For this to work, however, Washington’s threats must be credible. This means that the first state to seriously attack the U.S. in cyberspace after the U.S. deterrence policy is articulated must be attacked with conventional munitions. Selected military targets that enable cyberoperations against the United States should be destroyed. Moreover, states will have a powerful new incentive to find and root out nonstate actors operating within their borders.

Of course, for cyberdeterrence to work, attribution is critical. We need to know who perpetrated the attack. Cyberattacks can be launched from anywhere, making targeting a difficult task. Unsurprisingly, this makes intelligence an absolutely critical part of the cyberdeterrence equation. Sophisticated hackers are easily able to cover their tracks. Significant investments should be made into improving our attribution capabilities.

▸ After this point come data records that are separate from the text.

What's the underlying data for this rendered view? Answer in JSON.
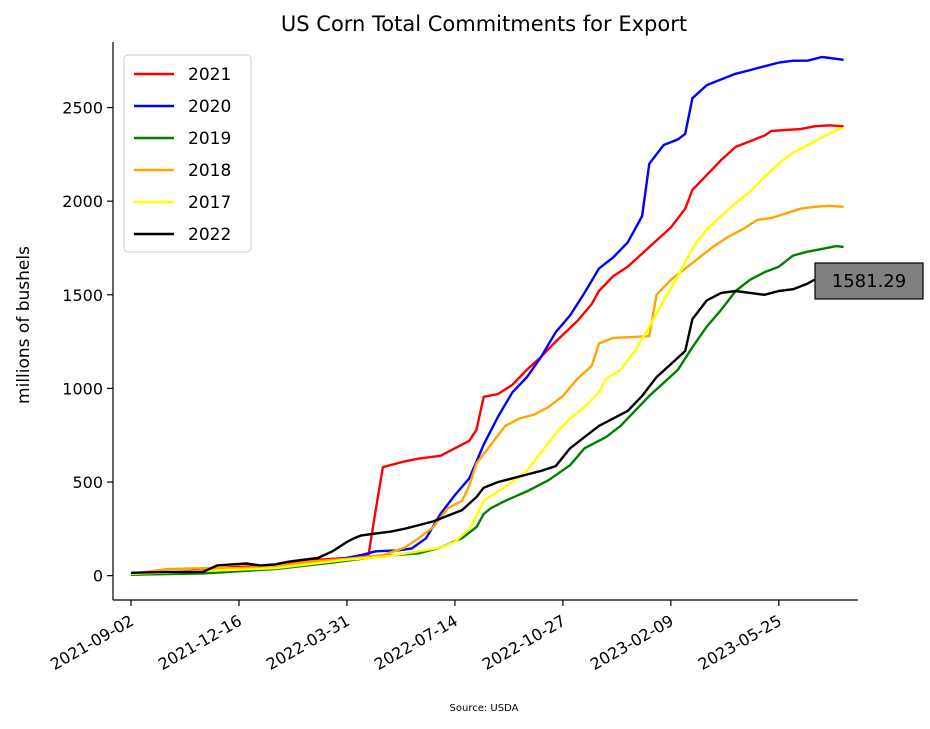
{
  "chart_data": {
    "type": "line",
    "title": "US Corn Total Commitments for Export",
    "xlabel": "",
    "ylabel": "millions of bushels",
    "source": "Source: USDA",
    "ylim": [
      -130,
      2850
    ],
    "y_ticks": [
      0,
      500,
      1000,
      1500,
      2000,
      2500
    ],
    "x_ticks": [
      "2021-09-02",
      "2021-12-16",
      "2022-03-31",
      "2022-07-14",
      "2022-10-27",
      "2023-02-09",
      "2023-05-25"
    ],
    "xlim_weeks": [
      -2.5,
      101
    ],
    "legend_position": "top-left",
    "annotation": {
      "text": "1581.29",
      "color": "#808080"
    },
    "series": [
      {
        "name": "2021",
        "color": "#ff0000",
        "points": [
          [
            0,
            10
          ],
          [
            5,
            15
          ],
          [
            10,
            30
          ],
          [
            14,
            45
          ],
          [
            20,
            55
          ],
          [
            26,
            85
          ],
          [
            30,
            95
          ],
          [
            33,
            110
          ],
          [
            34,
            350
          ],
          [
            35,
            580
          ],
          [
            36,
            590
          ],
          [
            38,
            610
          ],
          [
            40,
            625
          ],
          [
            43,
            640
          ],
          [
            45,
            680
          ],
          [
            47,
            720
          ],
          [
            48,
            780
          ],
          [
            49,
            955
          ],
          [
            51,
            970
          ],
          [
            53,
            1020
          ],
          [
            55,
            1100
          ],
          [
            57,
            1170
          ],
          [
            59,
            1250
          ],
          [
            62,
            1360
          ],
          [
            64,
            1450
          ],
          [
            65,
            1520
          ],
          [
            67,
            1600
          ],
          [
            69,
            1650
          ],
          [
            71,
            1720
          ],
          [
            73,
            1790
          ],
          [
            75,
            1860
          ],
          [
            77,
            1960
          ],
          [
            78,
            2060
          ],
          [
            80,
            2140
          ],
          [
            82,
            2220
          ],
          [
            84,
            2290
          ],
          [
            86,
            2320
          ],
          [
            88,
            2350
          ],
          [
            89,
            2375
          ],
          [
            91,
            2380
          ],
          [
            93,
            2385
          ],
          [
            95,
            2400
          ],
          [
            97,
            2405
          ],
          [
            99,
            2400
          ]
        ]
      },
      {
        "name": "2020",
        "color": "#0000ff",
        "points": [
          [
            0,
            5
          ],
          [
            10,
            15
          ],
          [
            20,
            40
          ],
          [
            28,
            80
          ],
          [
            32,
            110
          ],
          [
            34,
            130
          ],
          [
            37,
            135
          ],
          [
            39,
            145
          ],
          [
            41,
            200
          ],
          [
            43,
            330
          ],
          [
            45,
            430
          ],
          [
            47,
            520
          ],
          [
            49,
            700
          ],
          [
            51,
            850
          ],
          [
            53,
            980
          ],
          [
            55,
            1060
          ],
          [
            57,
            1170
          ],
          [
            59,
            1300
          ],
          [
            61,
            1390
          ],
          [
            63,
            1510
          ],
          [
            65,
            1640
          ],
          [
            67,
            1700
          ],
          [
            69,
            1780
          ],
          [
            71,
            1920
          ],
          [
            72,
            2200
          ],
          [
            74,
            2300
          ],
          [
            76,
            2330
          ],
          [
            77,
            2360
          ],
          [
            78,
            2550
          ],
          [
            80,
            2620
          ],
          [
            82,
            2650
          ],
          [
            84,
            2680
          ],
          [
            86,
            2700
          ],
          [
            88,
            2720
          ],
          [
            90,
            2740
          ],
          [
            92,
            2750
          ],
          [
            94,
            2750
          ],
          [
            96,
            2770
          ],
          [
            99,
            2755
          ]
        ]
      },
      {
        "name": "2019",
        "color": "#008000",
        "points": [
          [
            0,
            5
          ],
          [
            10,
            12
          ],
          [
            20,
            35
          ],
          [
            28,
            70
          ],
          [
            35,
            105
          ],
          [
            40,
            120
          ],
          [
            43,
            150
          ],
          [
            46,
            200
          ],
          [
            48,
            260
          ],
          [
            49,
            330
          ],
          [
            50,
            360
          ],
          [
            52,
            400
          ],
          [
            55,
            450
          ],
          [
            58,
            510
          ],
          [
            61,
            590
          ],
          [
            63,
            680
          ],
          [
            65,
            720
          ],
          [
            66,
            740
          ],
          [
            68,
            800
          ],
          [
            70,
            880
          ],
          [
            72,
            960
          ],
          [
            74,
            1030
          ],
          [
            76,
            1100
          ],
          [
            78,
            1220
          ],
          [
            80,
            1330
          ],
          [
            82,
            1420
          ],
          [
            84,
            1520
          ],
          [
            86,
            1580
          ],
          [
            88,
            1620
          ],
          [
            90,
            1650
          ],
          [
            91,
            1680
          ],
          [
            92,
            1710
          ],
          [
            94,
            1730
          ],
          [
            96,
            1745
          ],
          [
            98,
            1760
          ],
          [
            99,
            1755
          ]
        ]
      },
      {
        "name": "2018",
        "color": "#ffa500",
        "points": [
          [
            0,
            10
          ],
          [
            5,
            35
          ],
          [
            10,
            40
          ],
          [
            15,
            40
          ],
          [
            20,
            50
          ],
          [
            25,
            75
          ],
          [
            30,
            90
          ],
          [
            35,
            110
          ],
          [
            38,
            150
          ],
          [
            40,
            200
          ],
          [
            42,
            260
          ],
          [
            44,
            360
          ],
          [
            46,
            400
          ],
          [
            47,
            480
          ],
          [
            48,
            600
          ],
          [
            50,
            700
          ],
          [
            52,
            800
          ],
          [
            54,
            840
          ],
          [
            56,
            860
          ],
          [
            58,
            900
          ],
          [
            60,
            960
          ],
          [
            62,
            1050
          ],
          [
            64,
            1120
          ],
          [
            65,
            1240
          ],
          [
            67,
            1270
          ],
          [
            70,
            1275
          ],
          [
            72,
            1280
          ],
          [
            73,
            1500
          ],
          [
            75,
            1580
          ],
          [
            77,
            1640
          ],
          [
            79,
            1700
          ],
          [
            81,
            1760
          ],
          [
            83,
            1810
          ],
          [
            85,
            1850
          ],
          [
            87,
            1900
          ],
          [
            89,
            1910
          ],
          [
            91,
            1935
          ],
          [
            93,
            1960
          ],
          [
            95,
            1970
          ],
          [
            97,
            1975
          ],
          [
            99,
            1970
          ]
        ]
      },
      {
        "name": "2017",
        "color": "#ffff00",
        "points": [
          [
            0,
            10
          ],
          [
            10,
            25
          ],
          [
            20,
            40
          ],
          [
            30,
            85
          ],
          [
            35,
            100
          ],
          [
            40,
            130
          ],
          [
            43,
            150
          ],
          [
            45,
            180
          ],
          [
            47,
            250
          ],
          [
            48,
            320
          ],
          [
            49,
            400
          ],
          [
            51,
            450
          ],
          [
            53,
            500
          ],
          [
            55,
            560
          ],
          [
            57,
            660
          ],
          [
            59,
            760
          ],
          [
            61,
            840
          ],
          [
            63,
            900
          ],
          [
            65,
            980
          ],
          [
            66,
            1050
          ],
          [
            68,
            1100
          ],
          [
            70,
            1200
          ],
          [
            72,
            1330
          ],
          [
            74,
            1470
          ],
          [
            76,
            1600
          ],
          [
            78,
            1750
          ],
          [
            80,
            1850
          ],
          [
            82,
            1920
          ],
          [
            84,
            1990
          ],
          [
            86,
            2050
          ],
          [
            88,
            2130
          ],
          [
            90,
            2200
          ],
          [
            92,
            2260
          ],
          [
            94,
            2300
          ],
          [
            96,
            2340
          ],
          [
            98,
            2380
          ],
          [
            99,
            2390
          ]
        ]
      },
      {
        "name": "2022",
        "color": "#000000",
        "points": [
          [
            0,
            15
          ],
          [
            5,
            20
          ],
          [
            10,
            20
          ],
          [
            12,
            55
          ],
          [
            14,
            60
          ],
          [
            16,
            65
          ],
          [
            18,
            55
          ],
          [
            20,
            60
          ],
          [
            22,
            75
          ],
          [
            24,
            85
          ],
          [
            26,
            95
          ],
          [
            28,
            130
          ],
          [
            30,
            180
          ],
          [
            31,
            200
          ],
          [
            32,
            215
          ],
          [
            34,
            225
          ],
          [
            36,
            235
          ],
          [
            38,
            250
          ],
          [
            40,
            270
          ],
          [
            42,
            290
          ],
          [
            44,
            320
          ],
          [
            46,
            350
          ],
          [
            48,
            420
          ],
          [
            49,
            470
          ],
          [
            51,
            500
          ],
          [
            53,
            520
          ],
          [
            55,
            540
          ],
          [
            57,
            560
          ],
          [
            59,
            585
          ],
          [
            61,
            680
          ],
          [
            63,
            740
          ],
          [
            65,
            800
          ],
          [
            67,
            840
          ],
          [
            69,
            880
          ],
          [
            71,
            960
          ],
          [
            73,
            1060
          ],
          [
            75,
            1130
          ],
          [
            77,
            1200
          ],
          [
            78,
            1370
          ],
          [
            80,
            1470
          ],
          [
            82,
            1510
          ],
          [
            84,
            1520
          ],
          [
            86,
            1510
          ],
          [
            88,
            1500
          ],
          [
            90,
            1520
          ],
          [
            92,
            1530
          ],
          [
            94,
            1560
          ],
          [
            95,
            1581.29
          ]
        ]
      }
    ]
  }
}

Attacks in cyberspace are not going away. The Pentagon has spent more than $100 million in the last six months repairing damage from by cyberattacks, according to Gen. John A. Davis, deputy commander of the Joint Task Force for Global Operations. Cleaning one infected computer can cost between $5,000 and $7,000.

It is difficult to overstate our dependence on networked computers and other information technologies. Laptops, personal computers and, of course, the ubiquitous BlackBerry are the lifeblood of business, personal communications and global information sharing. And that’s just in the civilian world.

While the Pentagon’s computer networks are hardened from cyberattacks, they clearly are not impervious to intrusions.

The United States cannot afford a Pearl Harbor in cyberspace. A distributed denial-of-service campaign against critical infrastructure targets such as power, water and transportation would be catastrophic - so too would be a coordinated attack on the financial services and banking industries. Worse yet, a pre-emptive cybercampaign could be used to negate our overwhelming military advantage, making us more susceptible to the conventional military power of near-peer competitors.

Crafting an effective cyberdeterrence policy will not be easy task. But right now, our lack of a coherent deterrence policy is a hole in our overall cybersecurity strategy. We will be able to leverage some of the lessons we have learned from our six-decade policy of nuclear deterrence. However, cyberspace is a unique domain and will require fresh ideas to make a new kind of deterrence effective.

Thomas M. Skypek is a defense policy analyst. The views expressed are solely those of the author.